Il est des chansons qui traversent les décennies sans prendre une ride, et d’autres qui, sous l’impulsion d’artistes visionnaires, se voient offrir une seconde jeunesse saisissante. C’est précisément le pari réussi de Franck Rapp avec sa relecture électrisante de « Love on the Rocks ».
Loin de se contenter d’une reprise traditionnelle, le musicien de Chevilly-Larue, dont la carrière riche et cinématographique a été couronnée par seize prix internationaux, livre ici une réinvention audacieuse.

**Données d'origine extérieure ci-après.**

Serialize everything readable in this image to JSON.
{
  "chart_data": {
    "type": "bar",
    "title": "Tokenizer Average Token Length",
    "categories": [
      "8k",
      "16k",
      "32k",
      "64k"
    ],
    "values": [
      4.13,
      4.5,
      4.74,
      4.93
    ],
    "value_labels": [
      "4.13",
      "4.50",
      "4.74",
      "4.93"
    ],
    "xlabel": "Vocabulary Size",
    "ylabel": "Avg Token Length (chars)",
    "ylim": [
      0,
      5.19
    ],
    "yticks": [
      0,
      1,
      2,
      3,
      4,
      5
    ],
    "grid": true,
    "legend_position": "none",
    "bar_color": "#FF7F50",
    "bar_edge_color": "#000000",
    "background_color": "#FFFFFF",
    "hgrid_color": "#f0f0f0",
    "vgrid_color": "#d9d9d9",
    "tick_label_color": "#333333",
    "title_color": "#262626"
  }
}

En reconstruisant entièrement la fondation harmonique du classique de Neil Diamond, Rapp opère une transformation radicale du paysage émotionnel du morceau. L’essence mélodique et les paroles, découvertes dans « The Jazz Singer » durant son enfance, demeurent intactes mais se voient propulsées dans une atmosphère électronique moderne et captivante.
Pour Franck Rapp, cette « Stellar Version » est bien plus qu’une simple sortie technique ; c’est l’aboutissement d’un parcours personnel entamé après cinquante ans, lorsqu’il a décidé de partager enfin ses propres histoires. En fusionnant la nostalgie d’un titre culte avec des décennies d’expérience en production, il réussit un tour de force : rendre hommage à un mentor tout en affirmant sa propre identité artistique.
Ceux qui souhaitent découvrir cette métamorphose pourront retrouver Franck Rapp sur scène lors de son premier concert parisien à la « Divine Comédie », le 15 octobre prochain. Une occasion unique de constater que, pour l’artiste, les chansons ne sont pas seulement interprétées : elles sont vécues intensément par ceux qui les habitent passionnément.